Notes & Queries 9th October, 2013 - Why did the Crystal Palace burn down?

image by Grok A.I. Additional processing by GIMP


The framework of the Crystal Palace was made from an iron alloy known as Mittene, which was patented in 1812 by Jean-Louis Fouré. The following year, Fouré was knocked down by a horse in the streets of Paris and only partially regained consciousness. He died in 1814 while in the care of the nuns at Petit Gethsémani in Montmartre. Eleven years later, a nephew of Fouré named Laurent Vigier, who worked in the naval shipyards at Brest, pushed for the use of his uncle’s alloy in the construction of the early ironclad warships. The weight of the material and the additional expense involved in its production meant that it was never a serious consideration. Only three vessels incorporating Mittene parts alongside conventional iron plate ever took to water.

Mittene exists in a constant state of rapid chemical reaction and it is these processes that give the material its stability and high tolerance to external loads.

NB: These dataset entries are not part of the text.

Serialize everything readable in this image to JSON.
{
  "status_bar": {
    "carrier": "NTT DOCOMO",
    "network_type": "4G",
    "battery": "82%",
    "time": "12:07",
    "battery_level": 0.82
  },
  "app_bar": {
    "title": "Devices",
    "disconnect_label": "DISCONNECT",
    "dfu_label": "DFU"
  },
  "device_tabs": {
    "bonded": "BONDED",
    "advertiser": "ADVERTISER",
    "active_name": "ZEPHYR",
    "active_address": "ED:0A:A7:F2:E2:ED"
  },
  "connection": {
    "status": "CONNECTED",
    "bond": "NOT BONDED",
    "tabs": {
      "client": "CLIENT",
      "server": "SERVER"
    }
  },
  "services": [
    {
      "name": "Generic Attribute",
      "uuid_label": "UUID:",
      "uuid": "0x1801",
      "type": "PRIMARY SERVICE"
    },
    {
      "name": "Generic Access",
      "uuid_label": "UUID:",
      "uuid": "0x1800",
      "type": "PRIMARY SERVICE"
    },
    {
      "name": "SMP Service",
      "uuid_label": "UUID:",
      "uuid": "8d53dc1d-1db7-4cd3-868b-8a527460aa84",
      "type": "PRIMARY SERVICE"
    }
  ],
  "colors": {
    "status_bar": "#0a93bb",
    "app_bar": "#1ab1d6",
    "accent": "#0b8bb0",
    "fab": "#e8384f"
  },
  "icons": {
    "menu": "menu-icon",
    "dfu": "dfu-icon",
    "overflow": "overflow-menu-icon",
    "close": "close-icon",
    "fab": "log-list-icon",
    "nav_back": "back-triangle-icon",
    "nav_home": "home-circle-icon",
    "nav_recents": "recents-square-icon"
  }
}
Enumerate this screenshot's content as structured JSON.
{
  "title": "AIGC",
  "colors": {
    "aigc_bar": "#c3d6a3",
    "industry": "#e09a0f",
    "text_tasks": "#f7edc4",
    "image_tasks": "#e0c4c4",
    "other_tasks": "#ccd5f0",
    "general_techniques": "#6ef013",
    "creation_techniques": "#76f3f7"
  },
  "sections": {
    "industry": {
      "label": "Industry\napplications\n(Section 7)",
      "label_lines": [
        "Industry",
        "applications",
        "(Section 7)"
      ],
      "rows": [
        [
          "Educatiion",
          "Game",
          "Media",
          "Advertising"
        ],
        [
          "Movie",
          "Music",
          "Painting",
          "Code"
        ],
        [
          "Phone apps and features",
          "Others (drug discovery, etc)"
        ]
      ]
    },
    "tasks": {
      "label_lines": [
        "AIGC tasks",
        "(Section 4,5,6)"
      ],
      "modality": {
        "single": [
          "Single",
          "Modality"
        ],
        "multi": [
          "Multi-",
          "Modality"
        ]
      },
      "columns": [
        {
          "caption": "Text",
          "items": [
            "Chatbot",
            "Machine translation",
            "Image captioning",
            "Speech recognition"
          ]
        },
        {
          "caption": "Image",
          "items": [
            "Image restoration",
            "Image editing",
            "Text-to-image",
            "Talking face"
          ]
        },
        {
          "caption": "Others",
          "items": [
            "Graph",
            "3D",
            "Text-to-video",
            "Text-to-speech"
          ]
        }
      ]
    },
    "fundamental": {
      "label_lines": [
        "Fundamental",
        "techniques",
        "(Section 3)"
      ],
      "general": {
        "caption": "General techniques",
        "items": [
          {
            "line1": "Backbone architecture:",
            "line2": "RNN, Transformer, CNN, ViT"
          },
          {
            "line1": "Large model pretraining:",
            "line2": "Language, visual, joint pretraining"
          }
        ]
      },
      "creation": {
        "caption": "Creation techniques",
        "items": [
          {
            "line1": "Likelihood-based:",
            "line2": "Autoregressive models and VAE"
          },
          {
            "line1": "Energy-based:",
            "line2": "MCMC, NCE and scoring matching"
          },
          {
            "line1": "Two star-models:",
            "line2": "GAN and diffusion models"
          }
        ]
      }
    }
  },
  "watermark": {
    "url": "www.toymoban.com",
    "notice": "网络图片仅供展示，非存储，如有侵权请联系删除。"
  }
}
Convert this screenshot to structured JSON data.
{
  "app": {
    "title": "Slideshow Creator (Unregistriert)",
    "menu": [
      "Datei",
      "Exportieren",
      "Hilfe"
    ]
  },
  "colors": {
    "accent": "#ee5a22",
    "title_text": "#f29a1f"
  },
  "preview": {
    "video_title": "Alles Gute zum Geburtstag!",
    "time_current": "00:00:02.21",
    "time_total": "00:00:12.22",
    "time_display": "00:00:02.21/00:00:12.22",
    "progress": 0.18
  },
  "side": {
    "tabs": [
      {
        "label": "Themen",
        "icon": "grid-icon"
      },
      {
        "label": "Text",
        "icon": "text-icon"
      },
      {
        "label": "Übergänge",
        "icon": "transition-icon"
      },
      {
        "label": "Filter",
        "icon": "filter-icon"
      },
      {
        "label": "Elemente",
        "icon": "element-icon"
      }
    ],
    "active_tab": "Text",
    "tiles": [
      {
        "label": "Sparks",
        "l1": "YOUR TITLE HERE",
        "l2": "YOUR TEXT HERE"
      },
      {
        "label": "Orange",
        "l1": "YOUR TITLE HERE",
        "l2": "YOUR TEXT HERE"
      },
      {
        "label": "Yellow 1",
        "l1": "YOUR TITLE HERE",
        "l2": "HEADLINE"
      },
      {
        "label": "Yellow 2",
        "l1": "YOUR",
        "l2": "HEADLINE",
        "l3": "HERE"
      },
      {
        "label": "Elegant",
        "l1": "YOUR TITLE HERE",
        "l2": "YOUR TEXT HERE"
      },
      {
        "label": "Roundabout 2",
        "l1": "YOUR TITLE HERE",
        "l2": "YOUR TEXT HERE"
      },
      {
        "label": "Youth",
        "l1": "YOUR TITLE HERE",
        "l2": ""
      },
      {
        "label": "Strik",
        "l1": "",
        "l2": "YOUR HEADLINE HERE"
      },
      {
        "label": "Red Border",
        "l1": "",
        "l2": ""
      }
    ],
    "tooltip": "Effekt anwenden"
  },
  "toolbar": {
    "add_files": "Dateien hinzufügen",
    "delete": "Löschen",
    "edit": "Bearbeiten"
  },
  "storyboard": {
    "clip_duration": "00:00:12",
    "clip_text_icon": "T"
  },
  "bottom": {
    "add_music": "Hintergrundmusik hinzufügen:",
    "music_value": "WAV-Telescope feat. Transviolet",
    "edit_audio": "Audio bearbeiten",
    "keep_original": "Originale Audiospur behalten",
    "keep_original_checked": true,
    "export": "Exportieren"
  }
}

The heat generated is around 30 to 40 degrees centigrade, depending on ambient factors, making the alloy warm to the touch. Colloquially it is sometimes referred to as “mitten iron”. It was once used as a material for lining boilers and hot water bottles, of the kind manufactured by Rawlings Enamel in East London.

The design of the Crystal Palace cleverly circulated the heat generated by its superstructure around a network of looped cells, which very efficiently warmed the building. I once attended a lecture given by a senior member of the London fire brigade. He mentioned that, were the Crystal Palace still standing today, it would be classified as a controlled blaze and would require the constant presence of a fire engine and crew on site, in order to meet with health and safety regulations.

While the building did not produce flames it did create a noticeable heat haze. It was this mirage effect that was responsible for the spontaneous appearance of additional wings that were, in reality, nothing more than optical illusions. This phantom architecture was so vivid that it was often incorporated into paintings of the palace.

The heat generated by the Mittene framework was not enough to cause the inferno that brought down the building in November of 1936. In fact, the fate of Crystal Palace had been unwittingly sealed 15 months before the blaze. The fire-starters were a pair of identical towers, one to east of the Palace, in Lewisham, the other to the west in neighbouring Streatham. Ironically these towers were conceived as extensions to Crystal Palace. Their purpose was to function rather like a pair of giant spotlights, reflecting the sunlight onto the glass exterior. The resulting prism effect scattered fragments of rainbow far and wide across South London.

In her memoir My Life at the end of a Rainbow, the author, Edith Irlam, recalls an impoverished, mostly-shoeless childhood in Dulwich, that was enriched by the daily appearance of a rainbow that blanketed her entire street in the afternoon and infused her drab surroundings with colour. It was this phenomena that apparently inspired the animation in the opening credits of the long-running children's programme Rainbow, in which a black and white line drawing of a town is suddenly flooded with colour.

The light projected from the towers acted very much like a pair of laser beams. What was not widely known at the time was that a focused heat source would cause the chemical reactions within Mittene to become unstable and generate much higher temperatures than normal. In the end, the building did not so much burn down, as it did melt from the inside.

Mittene was a component in early knee replacements. There were no reported incidents relating to this usage and it has long since been phased out.